Memory for storing data;
A shadow memory storing a taint indicating that the data stored in the memory is data to be protected;
When the API hook condition is satisfied, API hook means for executing the API hook,
Taint information propagation means for propagating a taint corresponding to the data when processing the data stored in the memory,
The API hook condition includes a condition that “a taint is stored in a shadow memory corresponding to data to be processed”,
Application execution device.

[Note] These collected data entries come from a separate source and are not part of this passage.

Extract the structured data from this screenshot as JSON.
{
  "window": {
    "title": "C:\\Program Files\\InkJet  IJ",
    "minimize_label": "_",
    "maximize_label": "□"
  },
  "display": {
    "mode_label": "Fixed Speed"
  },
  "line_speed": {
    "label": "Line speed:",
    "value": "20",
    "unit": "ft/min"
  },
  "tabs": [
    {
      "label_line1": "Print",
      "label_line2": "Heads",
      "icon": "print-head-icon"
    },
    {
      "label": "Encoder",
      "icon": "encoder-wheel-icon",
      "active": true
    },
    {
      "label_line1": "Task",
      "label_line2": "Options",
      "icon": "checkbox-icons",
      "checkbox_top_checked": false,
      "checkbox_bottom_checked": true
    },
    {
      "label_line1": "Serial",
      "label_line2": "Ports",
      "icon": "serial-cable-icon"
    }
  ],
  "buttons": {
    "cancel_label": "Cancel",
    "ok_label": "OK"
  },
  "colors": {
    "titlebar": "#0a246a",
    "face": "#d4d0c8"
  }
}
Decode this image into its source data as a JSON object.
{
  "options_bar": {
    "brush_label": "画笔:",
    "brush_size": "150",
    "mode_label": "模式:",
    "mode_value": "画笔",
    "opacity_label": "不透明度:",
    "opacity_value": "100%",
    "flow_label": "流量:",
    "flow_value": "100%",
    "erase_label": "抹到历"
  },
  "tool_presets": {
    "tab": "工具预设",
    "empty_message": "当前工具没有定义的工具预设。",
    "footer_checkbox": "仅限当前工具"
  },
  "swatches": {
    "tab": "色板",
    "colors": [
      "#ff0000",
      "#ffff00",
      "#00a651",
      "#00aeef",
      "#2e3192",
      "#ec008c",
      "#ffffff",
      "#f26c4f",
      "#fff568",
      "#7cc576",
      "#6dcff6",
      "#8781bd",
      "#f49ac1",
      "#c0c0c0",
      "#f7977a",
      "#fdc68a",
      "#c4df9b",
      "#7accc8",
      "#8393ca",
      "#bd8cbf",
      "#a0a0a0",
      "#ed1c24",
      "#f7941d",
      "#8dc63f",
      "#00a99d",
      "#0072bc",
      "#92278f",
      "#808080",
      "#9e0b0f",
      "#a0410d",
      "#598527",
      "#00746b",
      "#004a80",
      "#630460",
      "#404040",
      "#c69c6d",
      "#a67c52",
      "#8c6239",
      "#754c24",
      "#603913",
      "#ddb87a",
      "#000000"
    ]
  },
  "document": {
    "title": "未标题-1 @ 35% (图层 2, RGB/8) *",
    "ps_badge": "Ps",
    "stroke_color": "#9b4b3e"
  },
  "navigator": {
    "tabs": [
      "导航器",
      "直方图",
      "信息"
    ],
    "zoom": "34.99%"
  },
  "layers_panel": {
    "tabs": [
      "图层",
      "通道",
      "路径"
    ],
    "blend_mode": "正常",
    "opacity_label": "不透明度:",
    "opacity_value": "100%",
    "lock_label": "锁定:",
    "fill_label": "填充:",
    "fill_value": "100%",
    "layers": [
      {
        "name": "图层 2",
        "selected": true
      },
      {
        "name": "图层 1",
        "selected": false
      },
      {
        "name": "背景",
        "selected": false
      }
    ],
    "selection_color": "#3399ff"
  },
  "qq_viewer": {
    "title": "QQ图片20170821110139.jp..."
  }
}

The application execution device according to claim 1,
A socket system for managing sockets, which are virtual interfaces used for communication;
Forcibly disconnecting means for forcibly disconnecting communication by the socket when attempting to transmit the data stored in the memory corresponding to the taint stored in the shadow memory using the socket ,
Application execution device. The application execution device according to claim 1 or 2,
When the API hook is executed, it further includes a forced error generating means for returning an error as an API execution result.
Application execution device. The application execution device according to any one of claims 1 to 3,
Storage where data is stored;
A shadow storage for storing a taint indicating that the data stored in the storage is data to be protected;
Protection / protection that reads / writes protected data that cannot be read / written by a third party when the API hook condition is satisfied, or performs conversion operation between protected data and released data whose protected state has been released And a release means,
The data stored in the storage corresponding to the taint stored in the shadow storage is stored as protected data;
Application execution device. The application execution device according to claim 4,
When writing data to the storage, the protection / deprotection means converts the data into protected data, stores it in the storage,
Of the protected data stored in the storage at the time of closing the file, the protected / unprotected means releases the protected data for which the taint is not stored in the shadow storage. Converted into data and stored in the storage,
Application execution device. The application execution device according to claim 4,
When writing data on the memory to the storage, unless the taint corresponding to the data is stored in the shadow memory, the data on the memory is written to the storage as it is,
The taint is first stored in the shadow memory, and when the data on the memory is to be written to the storage, the protection / deprotection means has the data written to the storage so far, and All data written before closing the file is converted to protected data and stored in the storage.
Application execution device. It is assumed that data is stored in the memory, and that the taint indicating that the data stored in the memory is data to be protected is stored in the shadow memory,
When the API hook means satisfies the API hook condition, an API hook step for executing the API hook; and
The taint information propagation means includes a taint propagation step of propagating a taint corresponding to the data when processing the data stored in the memory,
The API hook condition includes a condition that “a taint is stored in a shadow memory corresponding to data to be processed”,
Application execution method.   The program for functioning a computer as an application execution apparatus in any one of Claims 1-6.